America’s public-sector unions are on the defensive. Wisconsin has stripped them of most collective-bargaining rights and ended mandatory dues payments. Union-negotiated pension benefits are linked to the fiscal plight of cities from San Jose to bankrupt Detroit.

Last week, the Supreme Court heard a constitutional challenge to a long-standing element of public-employee-union power: the “agency fees” they charge to prevent “free-riding” by workers who are covered by contracts but don’t want to pay dues.

It may be only a matter of time before these disparate debates converge and squarely pose the question that lies at the root of them all: Is public-sector collective bargaining in the public interest?

The answer is no. All members of the public use schools, roads, parks and other government services — and pay taxes to support them. Their interest lies in receiving the highest-quality services at the lowest feasible cost. Period.

Public-sector unions interfere. They demand more pay and benefits, and more control over the workplace, than the people’s elected representatives might choose if they were answerable only to voters.

Indeed, political war chests accumulated through dues checkoffs and agency fees give public-sector unions more influence than ordinary voters in many states and counties. At contract time, they face their political allies across a bargaining table. That table, by the way, is behind closed doors; collective bargaining is often exempt from “sunshine laws” that cover other public business.

Defenders of public-sector unionism argue that it reduces costs and improves quality by ensuring “labor peace” — or, avoiding strikes and creating a happier, better-trained workforce.

A group of state governments led by New York made both arguments in a friend-of-the-court brief to the Supreme Court, citing the need to prevent any repeat of the “devastating” 1,400 work stoppages that plagued the country between 1965 and 1970. Why unions should have been rewarded for these actions, many of which were illegal, is not immediately clear.
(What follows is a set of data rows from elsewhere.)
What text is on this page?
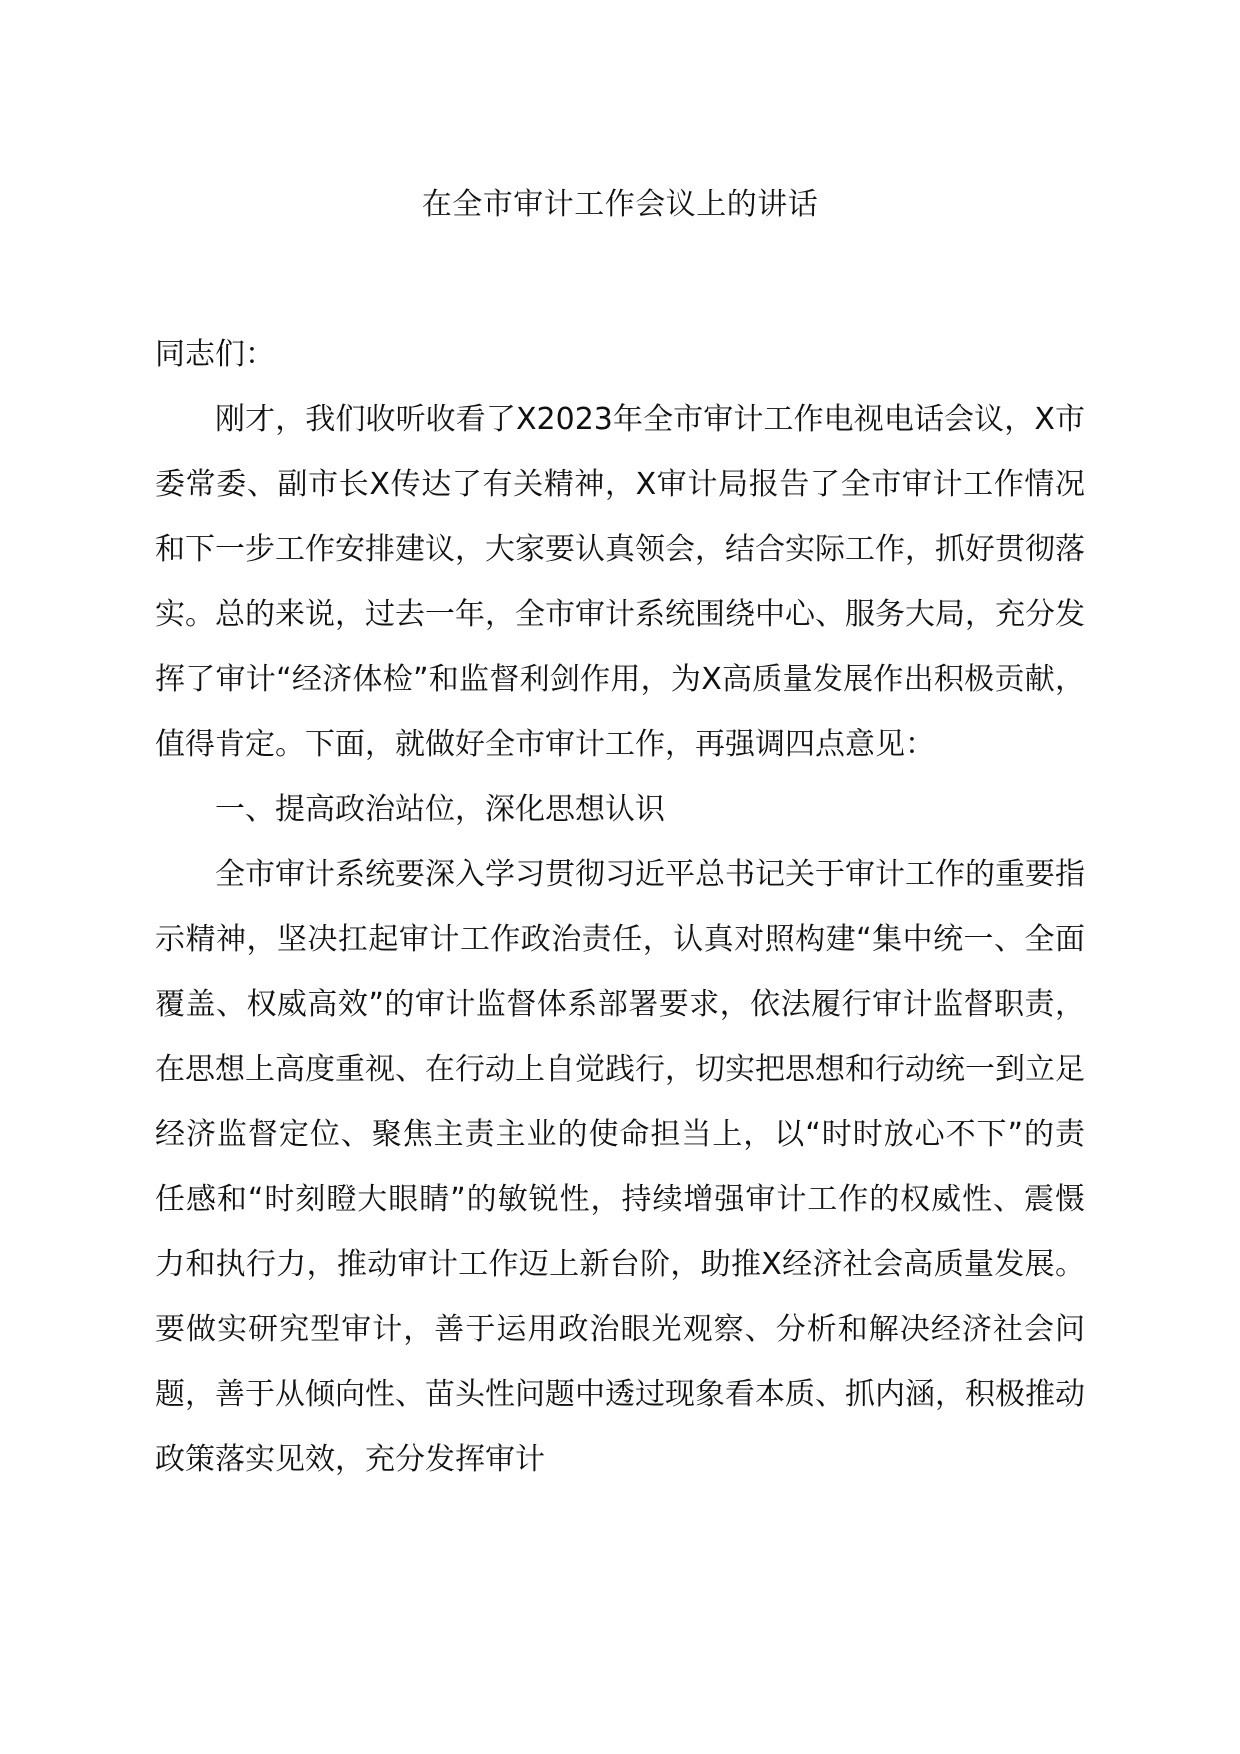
在全市审计工作会议上的讲话

同志们：

刚才，我们收听收看了X2023年全市审计工作电视电话会议，X市委常委、副市长X传达了有关精神，X审计局报告了全市审计工作情况和下一步工作安排建议，大家要认真领会，结合实际工作，抓好贯彻落实。总的来说，过去一年，全市审计系统围绕中心、服务大局，充分发挥了审计“经济体检”和监督利剑作用，为X高质量发展作出积极贡献，值得肯定。下面，就做好全市审计工作，再强调四点意见：

一、提高政治站位，深化思想认识

全市审计系统要深入学习贯彻习近平总书记关于审计工作的重要指示精神，坚决扛起审计工作政治责任，认真对照构建“集中统一、全面覆盖、权威高效”的审计监督体系部署要求，依法履行审计监督职责，在思想上高度重视、在行动上自觉践行，切实把思想和行动统一到立足经济监督定位、聚焦主责主业的使命担当上，以“时时放心不下”的责任感和“时刻瞪大眼睛”的敏锐性，持续增强审计工作的权威性、震慑力和执行力，推动审计工作迈上新台阶，助推X经济社会高质量发展。要做实研究型审计，善于运用政治眼光观察、分析和解决经济社会问题，善于从倾向性、苗头性问题中透过现象看本质、抓内涵，积极推动政策落实见效，充分发挥审计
In any case, even well-paid unionized public workers still strike, as Chicago’s teachers proved in 2012 and the San Francisco Bay Area’s transit workers did in 2013.
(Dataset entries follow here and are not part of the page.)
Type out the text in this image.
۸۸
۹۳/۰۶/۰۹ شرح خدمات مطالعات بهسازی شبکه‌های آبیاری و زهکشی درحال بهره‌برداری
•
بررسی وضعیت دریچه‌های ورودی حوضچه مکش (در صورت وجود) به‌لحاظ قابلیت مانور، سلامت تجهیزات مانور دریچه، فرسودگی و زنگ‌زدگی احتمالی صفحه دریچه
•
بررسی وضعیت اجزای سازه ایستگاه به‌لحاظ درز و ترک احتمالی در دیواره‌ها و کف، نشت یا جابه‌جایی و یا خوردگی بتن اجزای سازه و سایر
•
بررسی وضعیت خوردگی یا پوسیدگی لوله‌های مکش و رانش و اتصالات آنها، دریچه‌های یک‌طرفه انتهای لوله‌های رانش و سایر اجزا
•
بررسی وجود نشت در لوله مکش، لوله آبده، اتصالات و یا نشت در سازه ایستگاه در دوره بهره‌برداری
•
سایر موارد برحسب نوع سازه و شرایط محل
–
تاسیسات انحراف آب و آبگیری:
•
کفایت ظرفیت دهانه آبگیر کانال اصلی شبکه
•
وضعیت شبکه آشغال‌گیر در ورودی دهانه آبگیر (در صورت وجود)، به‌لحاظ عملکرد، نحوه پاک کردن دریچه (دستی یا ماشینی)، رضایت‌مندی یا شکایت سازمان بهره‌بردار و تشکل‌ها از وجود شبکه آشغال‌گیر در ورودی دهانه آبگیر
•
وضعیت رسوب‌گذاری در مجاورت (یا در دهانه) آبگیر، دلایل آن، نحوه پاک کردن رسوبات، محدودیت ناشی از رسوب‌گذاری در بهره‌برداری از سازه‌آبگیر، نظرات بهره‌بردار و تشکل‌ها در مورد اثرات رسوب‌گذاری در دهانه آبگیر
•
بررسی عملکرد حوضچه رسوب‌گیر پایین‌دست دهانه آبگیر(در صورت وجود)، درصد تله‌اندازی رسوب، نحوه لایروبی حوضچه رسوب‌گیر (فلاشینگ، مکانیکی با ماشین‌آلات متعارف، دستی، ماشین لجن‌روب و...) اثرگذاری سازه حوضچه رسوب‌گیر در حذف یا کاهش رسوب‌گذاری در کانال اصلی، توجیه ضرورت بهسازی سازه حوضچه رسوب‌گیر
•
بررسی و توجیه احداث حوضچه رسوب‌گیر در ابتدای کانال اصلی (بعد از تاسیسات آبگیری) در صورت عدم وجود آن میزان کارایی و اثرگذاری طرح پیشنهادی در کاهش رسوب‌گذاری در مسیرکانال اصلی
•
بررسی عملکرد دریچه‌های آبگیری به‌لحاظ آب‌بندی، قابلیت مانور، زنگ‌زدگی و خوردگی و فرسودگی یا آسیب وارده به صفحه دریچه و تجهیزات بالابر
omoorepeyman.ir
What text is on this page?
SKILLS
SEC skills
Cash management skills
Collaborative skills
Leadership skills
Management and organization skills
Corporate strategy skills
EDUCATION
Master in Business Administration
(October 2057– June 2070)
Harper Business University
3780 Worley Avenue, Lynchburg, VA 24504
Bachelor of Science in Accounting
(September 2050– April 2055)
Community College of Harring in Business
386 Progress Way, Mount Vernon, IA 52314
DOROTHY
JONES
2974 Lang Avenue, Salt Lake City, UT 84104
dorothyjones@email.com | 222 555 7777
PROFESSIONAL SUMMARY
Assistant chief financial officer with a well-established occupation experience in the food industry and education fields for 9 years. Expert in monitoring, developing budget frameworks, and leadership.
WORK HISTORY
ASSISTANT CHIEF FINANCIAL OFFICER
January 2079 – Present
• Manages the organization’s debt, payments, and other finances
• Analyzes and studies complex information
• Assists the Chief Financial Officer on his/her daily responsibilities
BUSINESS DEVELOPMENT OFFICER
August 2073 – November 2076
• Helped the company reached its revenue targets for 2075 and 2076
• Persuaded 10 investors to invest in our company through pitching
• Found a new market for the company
Conversely, there is no public-sector collective bargaining in Virginia, but it’s not some hotbed of labor unrest. Can anyone who looks at this country’s urban school systems seriously maintain that unionization makes for an efficient workforce?

The labor peace justification tries to make a virtue out of something Americans normally, and properly, despise: government by interest group. A variant of that argument, advanced by my colleague Harold Meyerson, is that ­public-employee unions, with their large campaign donations and political staffs, have become “the all-around linchpin of the modern Democratic Party” and the progressive causes for which it stands.
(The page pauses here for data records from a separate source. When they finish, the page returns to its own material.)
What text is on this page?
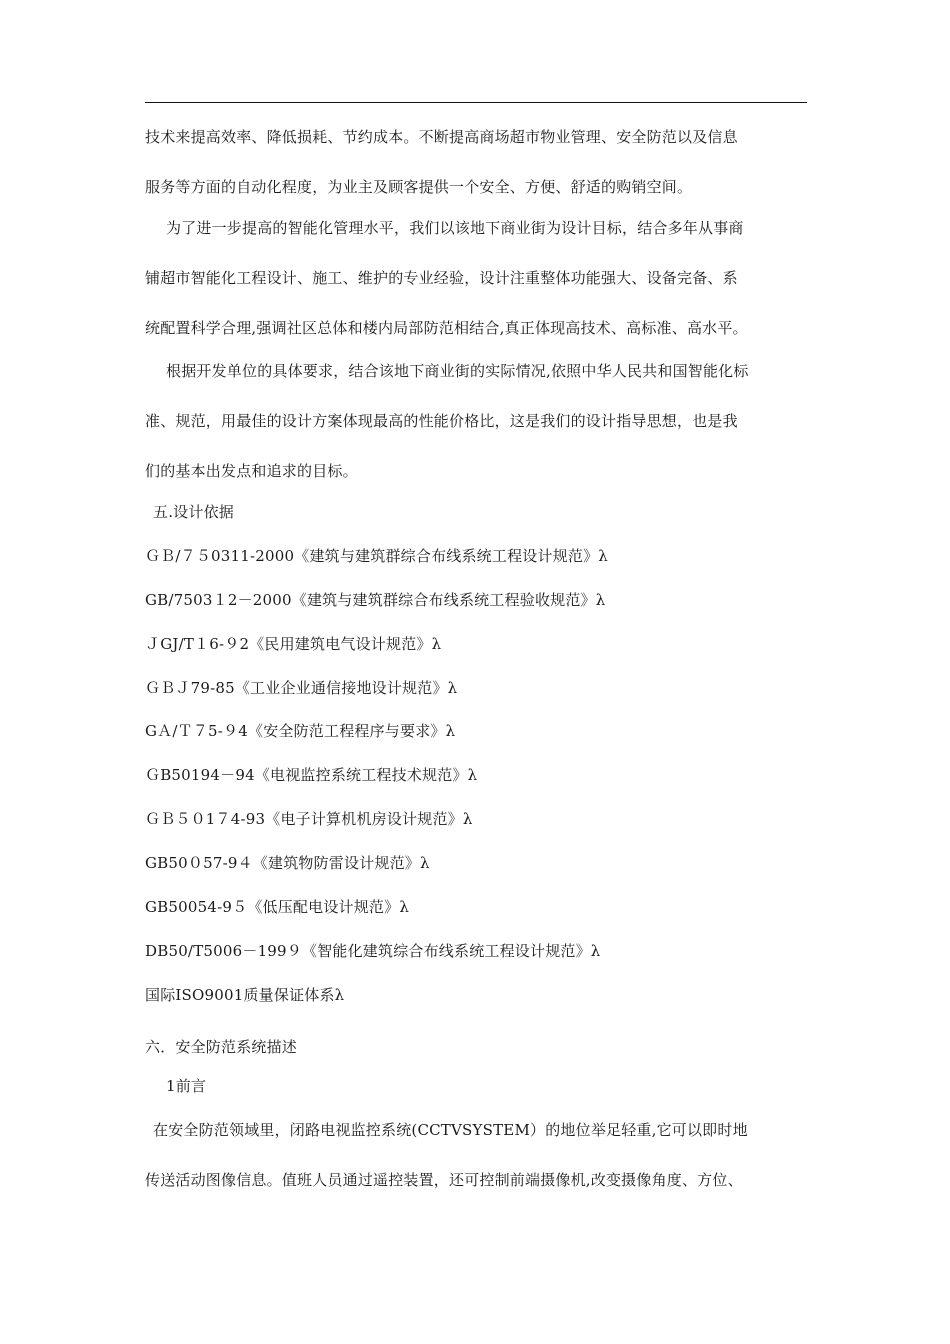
技术来提高效率、降低损耗、节约成本。不断提高商场超市物业管理、安全防范以及信息
服务等方面的自动化程度，为业主及顾客提供一个安全、方便、舒适的购销空间。
为了进一步提高的智能化管理水平，我们以该地下商业街为设计目标，结合多年从事商
铺超市智能化工程设计、施工、维护的专业经验，设计注重整体功能强大、设备完备、系
统配置科学合理,强调社区总体和楼内局部防范相结合,真正体现高技术、高标准、高水平。
根据开发单位的具体要求，结合该地下商业街的实际情况,依照中华人民共和国智能化标
准、规范，用最佳的设计方案体现最高的性能价格比，这是我们的设计指导思想，也是我
们的基本出发点和追求的目标。
五.设计依据
ＧＢ/７５0311-2000《建筑与建筑群综合布线系统工程设计规范》λ
GB/7503１2－2000《建筑与建筑群综合布线系统工程验收规范》λ
ＪGJ/T１6-９2《民用建筑电气设计规范》λ
ＧＢＪ79-85《工业企业通信接地设计规范》λ
GＡ/Ｔ７5-９4《安全防范工程程序与要求》λ
ＧB50194－94《电视监控系统工程技术规范》λ
ＧＢ５０1７4-93《电子计算机机房设计规范》λ
GB50０57-9４《建筑物防雷设计规范》λ
GB50054-9５《低压配电设计规范》λ
DB50/T5006－199９《智能化建筑综合布线系统工程设计规范》λ
国际ISO9001质量保证体系λ
六．安全防范系统描述
1前言
在安全防范领域里，闭路电视监控系统(CCTVSYSTEM）的地位举足轻重,它可以即时地
传送活动图像信息。值班人员通过遥控装置，还可控制前端摄像机,改变摄像角度、方位、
Some of us, though, don’t think dependence on unions has been healthy for the Democratic Party or for the robust public sector it espouses. Again, the case in point is the public schools, which employ almost half of all local government employees but which Democrats dare reform only at the risk of war with teachers unions.

Also, California’s powerful prison guard union has provided key support for that state’s “three strikes and you’re out” mandatory life sentence law. Not progressive.

What about decent pay and benefits for low-wage workers, such as the home health-care providers in Illinois whose organization by the Service Employees International Union (SEIU) is at issue in the Supreme Court case? Actually, 40 percent of those workers opted to deduct the cost of the SEIU’s political activity from their dues, according to a review of Labor Department records by the conservative Illinois Policy Institute. That unusually high figure suggests the workers don’t think unionization is such a good deal. Obamacare has made health insurance much more widely available to low-wage workers, public and private, union or nonunion.

No one is saying public workers have no right to organize. They are free to associate and lobby government, openly, for better wages and working conditions — or anything else. In fact, public workers should have the right to form multiple groups and not be forced to accept “exclusive representation” by one union. The New York brief argues that this would produce a chaotic cacophony of employee voices. Yes, freedom and democracy can be inconvenient.

The fundamental problem is collective bargaining. It is appropriate in the private sector, where workers bargain with private, profit-making corporations, not the taxpaying citizenry — and where market forces provide an independent check on both sides’ demands. In the public sector, however, it means higher costs, lower efficiency and, worst of all, less democracy.